3. Bundan sonra ne olduğu ise, Genelkurmay Adli
Müşavirliği'nin 17 Ekim 2011 tarihli, İstanbul 13. Ağır Ceza
Mahkemesine gönderdiği yazıdan, açık ve insanları hayrete düşürecek
şekilde anlaşılmaktadır.
Yazıda şunlar denilmektedir:
İstanbul 13. Ağır Ceza Mahkemesi Zabıt Katibi -ismi yazıda yer
almaktadır- ile Genelkurmay Adli Müşavirliği arasında geçen telefon
konuşmasında, zabıt katibi şöyle demiştir:
“Başbakanlık Müsteşarlığına gönderilen 22 Eylül 2011 tarihli
müzekkere "SEHVEN" yazılmıştır. İşlemsiz olarak iade ediniz”.
Bu konuşma cereyan ederken, İstanbul 13. Ağır Ceza Mahkemesinin bu
konuya ilişkin olarak aldığı ara karar ortadadır, kalkmamıştır.
Daha sonra da, durum 13. Ağır Ceza Mahkemesinin 27 Ekim 2011
tarihli tutanağına da şöyle geçmiştir:
"17 Eylül 2011 günü alınan ara karar gereği, Genelkurmay
Başkanlığı'na yazılan yazıya MUAMELETEN cevap verildiği,
görüldü."
Uygulamada "MUAMELETEN" ifadesinin, talebin karşılanmadığı ancak
bir işlem yapıldığını ifade etmek için kullanıldığı
bilinmektedir.
Mahkemeye göre ise, konu kapanmıştır. Ama nasıl?

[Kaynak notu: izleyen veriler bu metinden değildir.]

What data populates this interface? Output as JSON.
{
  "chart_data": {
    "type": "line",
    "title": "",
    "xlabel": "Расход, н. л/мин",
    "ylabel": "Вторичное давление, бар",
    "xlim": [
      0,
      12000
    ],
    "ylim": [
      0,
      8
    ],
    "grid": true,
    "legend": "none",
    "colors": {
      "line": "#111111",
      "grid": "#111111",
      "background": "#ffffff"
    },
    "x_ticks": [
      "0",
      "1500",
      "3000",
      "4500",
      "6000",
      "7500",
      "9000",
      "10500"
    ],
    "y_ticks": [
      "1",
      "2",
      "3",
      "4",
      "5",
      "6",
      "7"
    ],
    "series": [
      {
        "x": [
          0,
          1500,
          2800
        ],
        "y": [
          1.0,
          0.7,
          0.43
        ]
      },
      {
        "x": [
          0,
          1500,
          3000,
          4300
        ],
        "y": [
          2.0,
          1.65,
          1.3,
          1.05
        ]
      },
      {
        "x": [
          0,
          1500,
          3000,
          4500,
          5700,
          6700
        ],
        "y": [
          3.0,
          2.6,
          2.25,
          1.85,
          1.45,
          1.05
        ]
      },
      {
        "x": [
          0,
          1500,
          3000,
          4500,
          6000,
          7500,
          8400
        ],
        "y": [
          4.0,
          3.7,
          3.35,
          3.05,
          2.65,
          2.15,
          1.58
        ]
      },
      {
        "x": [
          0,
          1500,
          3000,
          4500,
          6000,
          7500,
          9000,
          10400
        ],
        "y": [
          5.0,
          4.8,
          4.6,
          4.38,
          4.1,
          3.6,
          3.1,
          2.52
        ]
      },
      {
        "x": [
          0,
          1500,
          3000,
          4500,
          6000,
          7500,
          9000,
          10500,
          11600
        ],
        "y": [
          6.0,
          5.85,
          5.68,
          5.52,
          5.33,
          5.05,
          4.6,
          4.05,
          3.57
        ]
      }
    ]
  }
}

Mahkeme, verdiği ara karar ortada iken; Başbakanlık Müsteşarlığına
gönderdiği yazıya "SEHVEN" yazılmış demiş ve bu yazının işlem
yapılmaksızın iadesini istemiştir.
"AKIL TUTULMASINA NEDEN OLABİLECEK BİR HUKUK CİNAYETİ"

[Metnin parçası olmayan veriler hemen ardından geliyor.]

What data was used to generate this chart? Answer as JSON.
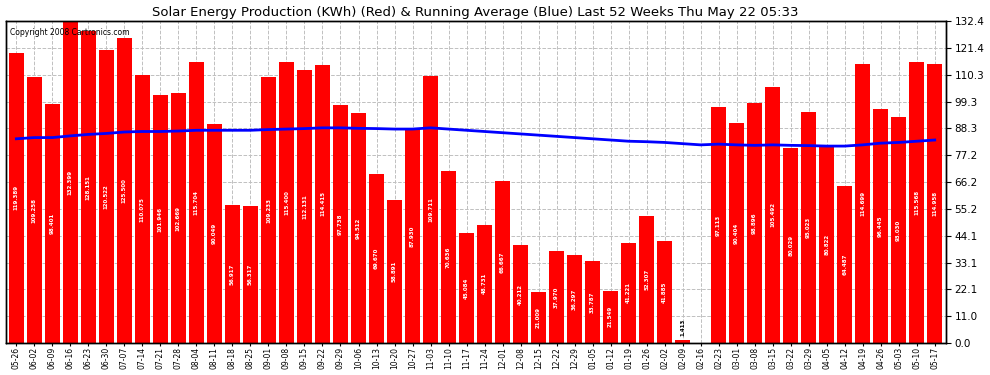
{
  "title": "Solar Energy Production (KWh) (Red) & Running Average (Blue) Last 52 Weeks Thu May 22 05:33",
  "copyright": "Copyright 2008 Cartronics.com",
  "bar_color": "#ff0000",
  "line_color": "#0000ff",
  "background_color": "#ffffff",
  "plot_bg_color": "#ffffff",
  "grid_color": "#c0c0c0",
  "ylim": [
    0.0,
    132.4
  ],
  "yticks": [
    0.0,
    11.0,
    22.1,
    33.1,
    44.1,
    55.2,
    66.2,
    77.2,
    88.3,
    99.3,
    110.3,
    121.4,
    132.4
  ],
  "dates": [
    "05-26",
    "06-02",
    "06-09",
    "06-16",
    "06-23",
    "06-30",
    "07-07",
    "07-14",
    "07-21",
    "07-28",
    "08-04",
    "08-11",
    "08-18",
    "08-25",
    "09-01",
    "09-08",
    "09-15",
    "09-22",
    "09-29",
    "10-06",
    "10-13",
    "10-20",
    "10-27",
    "11-03",
    "11-10",
    "11-17",
    "11-24",
    "12-01",
    "12-08",
    "12-15",
    "12-22",
    "12-29",
    "01-05",
    "01-12",
    "01-19",
    "01-26",
    "02-02",
    "02-09",
    "02-16",
    "02-23",
    "03-01",
    "03-08",
    "03-15",
    "03-22",
    "03-29",
    "04-05",
    "04-12",
    "04-19",
    "04-26",
    "05-03",
    "05-10",
    "05-17"
  ],
  "values": [
    119.389,
    109.258,
    98.401,
    132.399,
    128.151,
    120.522,
    125.5,
    110.075,
    101.946,
    102.669,
    115.704,
    90.049,
    56.917,
    56.317,
    109.233,
    115.4,
    112.131,
    114.415,
    97.738,
    94.512,
    69.67,
    58.891,
    87.93,
    109.711,
    70.636,
    45.084,
    48.731,
    66.667,
    40.212,
    21.009,
    37.97,
    36.297,
    33.787,
    21.549,
    41.221,
    52.307,
    41.885,
    1.413,
    0.0,
    97.113,
    90.404,
    98.896,
    105.492,
    80.029,
    95.023,
    80.822,
    64.487,
    114.699,
    96.445,
    93.03,
    115.568,
    114.958
  ],
  "running_avg": [
    84.0,
    84.5,
    84.5,
    85.2,
    85.8,
    86.2,
    86.8,
    87.0,
    87.0,
    87.2,
    87.5,
    87.5,
    87.5,
    87.5,
    87.8,
    88.0,
    88.2,
    88.5,
    88.5,
    88.3,
    88.2,
    88.0,
    88.0,
    88.5,
    88.0,
    87.5,
    87.0,
    86.5,
    86.0,
    85.5,
    85.0,
    84.5,
    84.0,
    83.5,
    83.0,
    82.8,
    82.5,
    82.0,
    81.5,
    81.8,
    81.5,
    81.3,
    81.5,
    81.3,
    81.2,
    81.0,
    81.0,
    81.5,
    82.2,
    82.5,
    83.0,
    83.5
  ]
}
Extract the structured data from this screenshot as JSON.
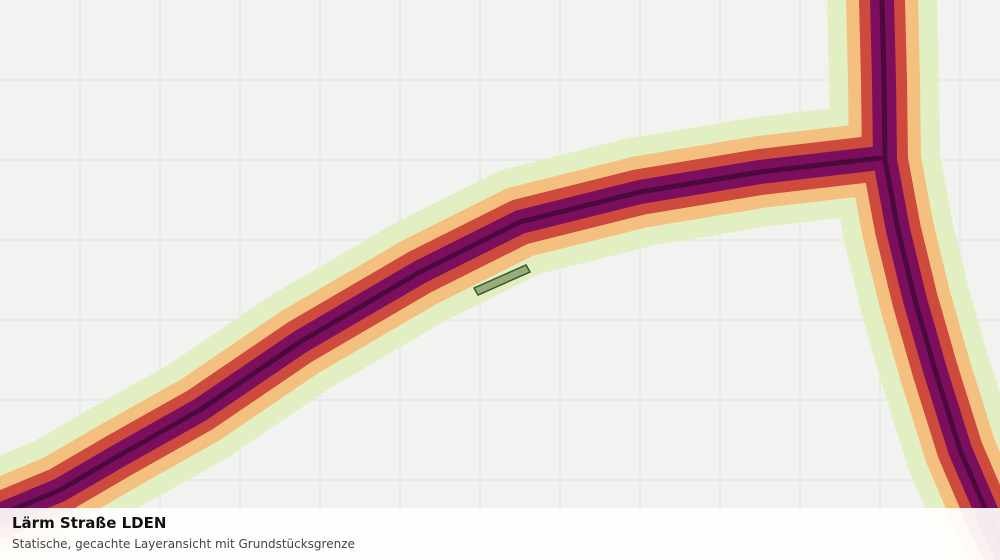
{
  "caption": {
    "title": "Lärm Straße LDEN",
    "subtitle": "Statische, gecachte Layeransicht mit Grundstücksgrenze"
  }
}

4. Ortada çok vahim bir hukuk ihlali vardır.
Aşağıda belirtilen konulara Mahkemenin açıklık getirmesi ve
Türkiye'deki değerli hukuk adamlarının da bu konuyu değerlendirmesi
gerekmektedir:
a. Bir Mahkeme ara karar verip, bu kararının gereği
olarak ilgili makama bir müzekkere gönderdikten sonra, konuya
ilişkin almış olduğu karar ortada dururken, gönderdiği müzekkerenin
telefon ile "SEHVEN" yazıldığını ve işlem yapılmadan iade
edilmesini, hangi hakla ve yetkiyle isteyebilir? Böyle bir durum
daha önce acaba yaşanmış mıdır?
b. Mahkemeyi bu şekilde hareket etmeye sevkeden
nedenler nedir?
c. Genelkurmay Başkanlığı tarafından "İnternet Andıcı"

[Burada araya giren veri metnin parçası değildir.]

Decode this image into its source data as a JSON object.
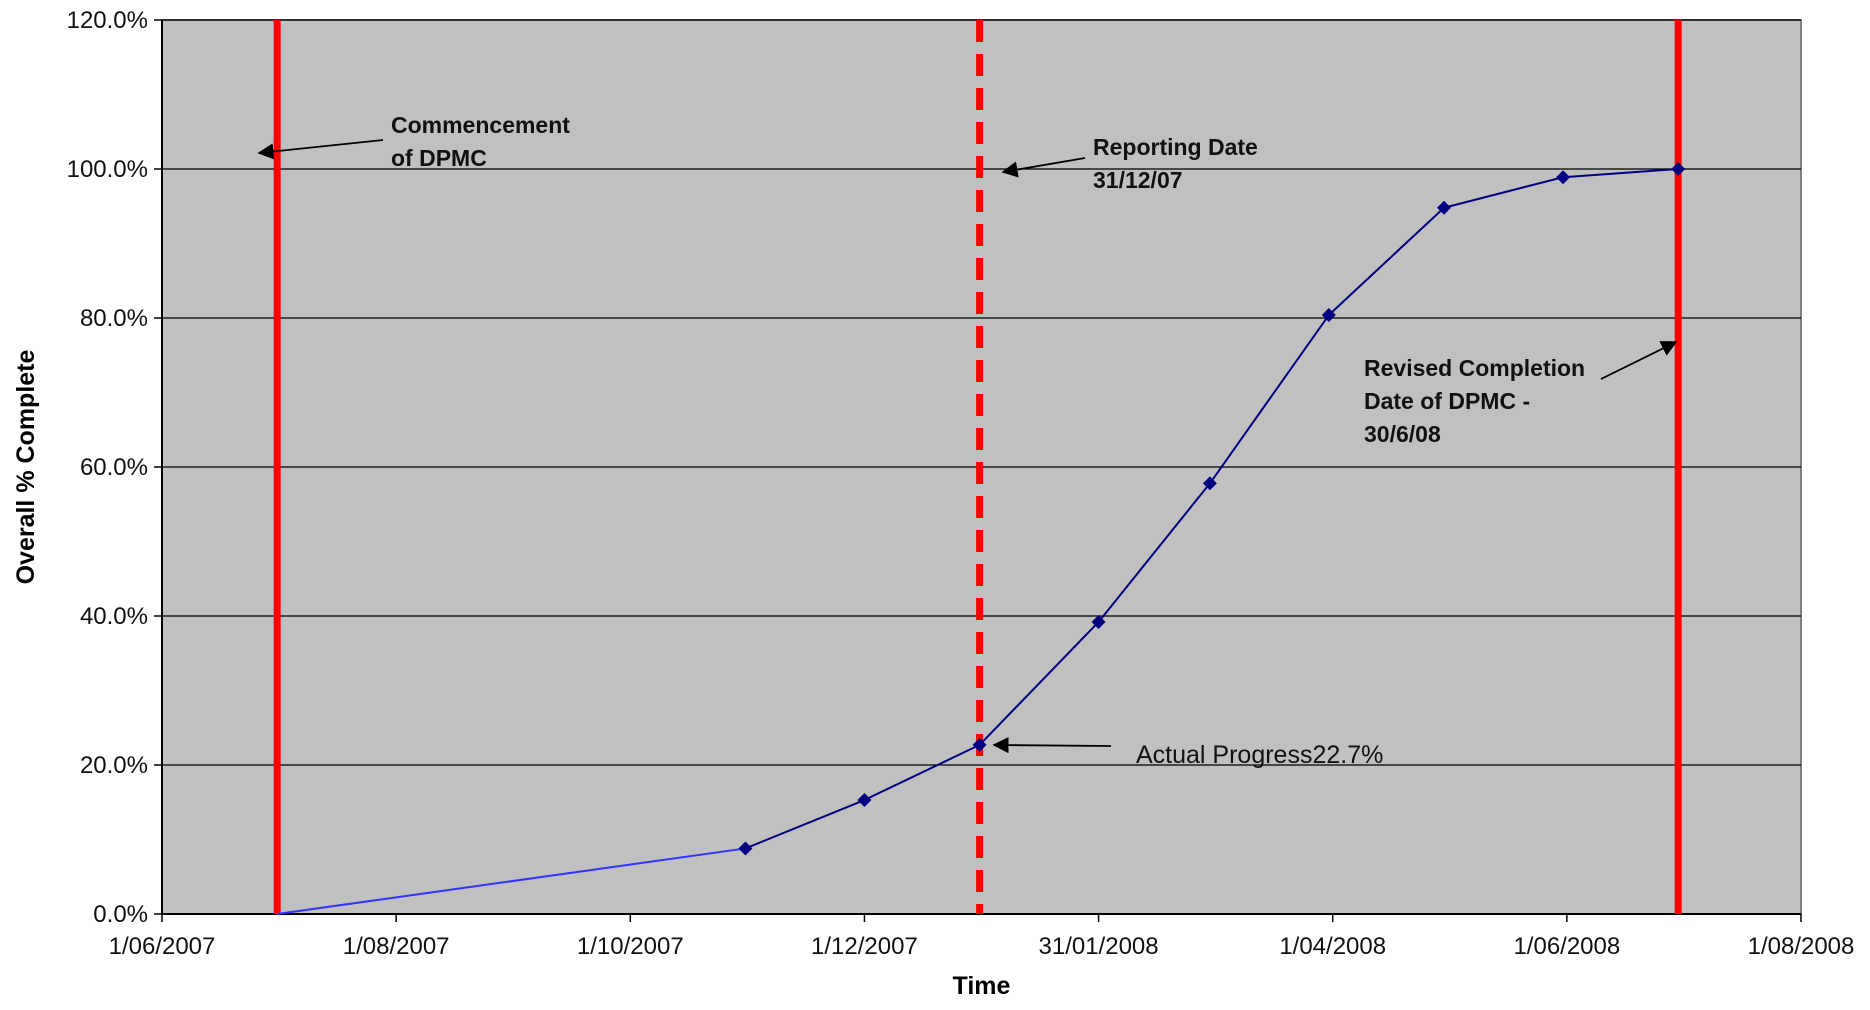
{
  "chart_data": {
    "type": "line",
    "title": "",
    "xlabel": "Time",
    "ylabel": "Overall % Complete",
    "ylim": [
      0,
      120
    ],
    "xlim": [
      "2007-06-01",
      "2008-08-01"
    ],
    "grid": true,
    "legend": "none",
    "x_tick_labels": [
      "1/06/2007",
      "1/08/2007",
      "1/10/2007",
      "1/12/2007",
      "31/01/2008",
      "1/04/2008",
      "1/06/2008",
      "1/08/2008"
    ],
    "x_tick_dates": [
      "2007-06-01",
      "2007-08-01",
      "2007-10-01",
      "2007-12-01",
      "2008-01-31",
      "2008-04-01",
      "2008-06-01",
      "2008-08-01"
    ],
    "y_tick_labels": [
      "0.0%",
      "20.0%",
      "40.0%",
      "60.0%",
      "80.0%",
      "100.0%",
      "120.0%"
    ],
    "y_tick_values": [
      0,
      20,
      40,
      60,
      80,
      100,
      120
    ],
    "series": [
      {
        "x": [
          "2007-07-01",
          "2007-10-31",
          "2007-12-01",
          "2007-12-31",
          "2008-01-31",
          "2008-02-29",
          "2008-03-31",
          "2008-04-30",
          "2008-05-31",
          "2008-06-30"
        ],
        "values": [
          0,
          8.8,
          15.3,
          22.7,
          39.2,
          57.8,
          80.4,
          94.8,
          98.9,
          100
        ],
        "color": "#000080"
      }
    ],
    "reference_lines": [
      {
        "x": "2007-07-01",
        "style": "solid",
        "color": "#ff0000"
      },
      {
        "x": "2007-12-31",
        "style": "dashed",
        "color": "#ff0000"
      },
      {
        "x": "2008-06-30",
        "style": "solid",
        "color": "#ff0000"
      }
    ],
    "annotations": [
      {
        "lines": [
          "Commencement",
          "of DPMC"
        ],
        "weight": "bold"
      },
      {
        "lines": [
          "Reporting Date",
          "31/12/07"
        ],
        "weight": "bold"
      },
      {
        "lines": [
          "Revised Completion",
          "Date of DPMC -",
          "30/6/08"
        ],
        "weight": "bold"
      },
      {
        "lines": [
          "Actual Progress22.7%"
        ],
        "weight": "regular"
      }
    ],
    "colors": {
      "plot_background": "#c0c0c0",
      "gridline": "#000000",
      "line": "#000080",
      "first_segment": "#3333ff",
      "marker": "#000080",
      "reference": "#ff0000"
    }
  }
}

ile ilgili olabileceği değerlendirilen ve incelenmesi gerektiği
belirtilen söz konusu direktif, genelge ve MGK kararları
görülmeden, incelenmeden 26. Genelkurmay Başkanı hakkında 13. Ağır
Ceza Mahkemesi 30 Aralık 2011 günü nasıl suç duyurusunda
bulunabilir? Tutuklama kararı nasıl alınabilir?
d. İşin daha da vahim olan noktası; başta İnternet
Andıcı sanıkları olmak üzere, Ergenekon Davası olarak bilinen
davanın diğer sanıklarının da durumlarını etkileyebilecek söz
konusu direktif, genelge ve MGK kararları 13. Ağır Ceza Mahkemesi
tarafından görülmeden, incelenmeden, "EKSİK İNCELEME" yapılarak, 5
Ağustos 2013 günü nasıl nihai kararını verebilir?
5. Ortada, akıl tutulmasına neden olabilecek; yasal olarak yapılan
bir işlemin "SEHVEN" yapıldığı, telefonla söylenerek işlenen bir
"hukuk cinayeti" vardır.
Mahkemenin kararını açıklamasının üzerinden dört ay geçti.
"Gerekçeli Karar" hala ortada değil. Ne kadar daha zaman geçeceği
de belli değil.
Bu vahim tablo karşısında; yetkili ve sorumlu makamlar çok kere
yaşandığı gibi yine; bu sorunlar temyiz sürecinde çözülebilir, ne
olacak, suçsuz insanlar biraz daha cezaevlerinde yatmaya devam
etsinler, ömürlerini tüketsinler, bundan ne çıkar mı
diyecekler?
Ondan sonra bizler de "Adalet Mülkün Temelidir" sözünün, Türkiye'de
anlamsız bir tekerlemeye dönüştüğünü haykırırsak, sesimizi acaba
duyanlar olacak mı?
Doğrusu çok merak ediyorum!”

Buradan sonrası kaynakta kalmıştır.